’70s-style chicken dinner

At a glance

Preparation time: 15 mins

Cooking time: 15 mins

Mum has been getting into recipes with only four ingredients in a big way. I was sceptical but told her to send over the ’70s-tastic four-ingredient chicken dinner recipe. I took a look, I remained sceptical, especially as one of the main ingredients was a packet of powdered French onion soup mix.

My overriding childhood memories of French onion soup never actually involved serving it piping hot in a bowl. Instead, all I recall is a blur of parties and barbecues where I was on French onion dip duty, vigorously mixing the beige, MSG-laden powder into sour cream. To be fair, this combination did make for a rather more-ish, addictive dip. Jatz crackers were the preferred biscuit for dipping at parties across Australia in the ’70s and ’80s. I’m pretty sure if someone put a bowl of French onion dip and a box of Jatz next to me right now, I’d scoff the lot in a matter of minutes.
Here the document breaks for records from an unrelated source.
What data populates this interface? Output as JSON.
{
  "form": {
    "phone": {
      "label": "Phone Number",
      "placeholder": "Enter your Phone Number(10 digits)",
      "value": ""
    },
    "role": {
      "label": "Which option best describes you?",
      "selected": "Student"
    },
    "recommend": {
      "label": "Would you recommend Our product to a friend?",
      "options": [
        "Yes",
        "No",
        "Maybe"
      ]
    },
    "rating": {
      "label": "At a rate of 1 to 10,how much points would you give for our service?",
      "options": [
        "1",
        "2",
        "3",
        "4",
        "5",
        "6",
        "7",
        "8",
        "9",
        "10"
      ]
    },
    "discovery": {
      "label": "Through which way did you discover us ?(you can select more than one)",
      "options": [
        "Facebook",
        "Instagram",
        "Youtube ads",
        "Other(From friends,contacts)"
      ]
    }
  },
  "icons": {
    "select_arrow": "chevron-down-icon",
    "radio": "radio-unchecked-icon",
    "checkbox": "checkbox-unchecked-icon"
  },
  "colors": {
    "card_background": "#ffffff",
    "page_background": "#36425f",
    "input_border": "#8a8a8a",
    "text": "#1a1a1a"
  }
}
But when it came time to source the ingredients for this chicken dinner recipe yesterday afternoon, I realised I hadn’t noticed powdered French onion soup in any British supermarket in the 10 years I’ve lived here. My only UK memory of French onion soup was its presence on a Christmas menu at my husband’s late grandmother’s house in about 2011. And I had the prawn cocktail for my starter because Australian Christmas Day means you need to eat some sort of seafood to celebrate the birth of Jesus.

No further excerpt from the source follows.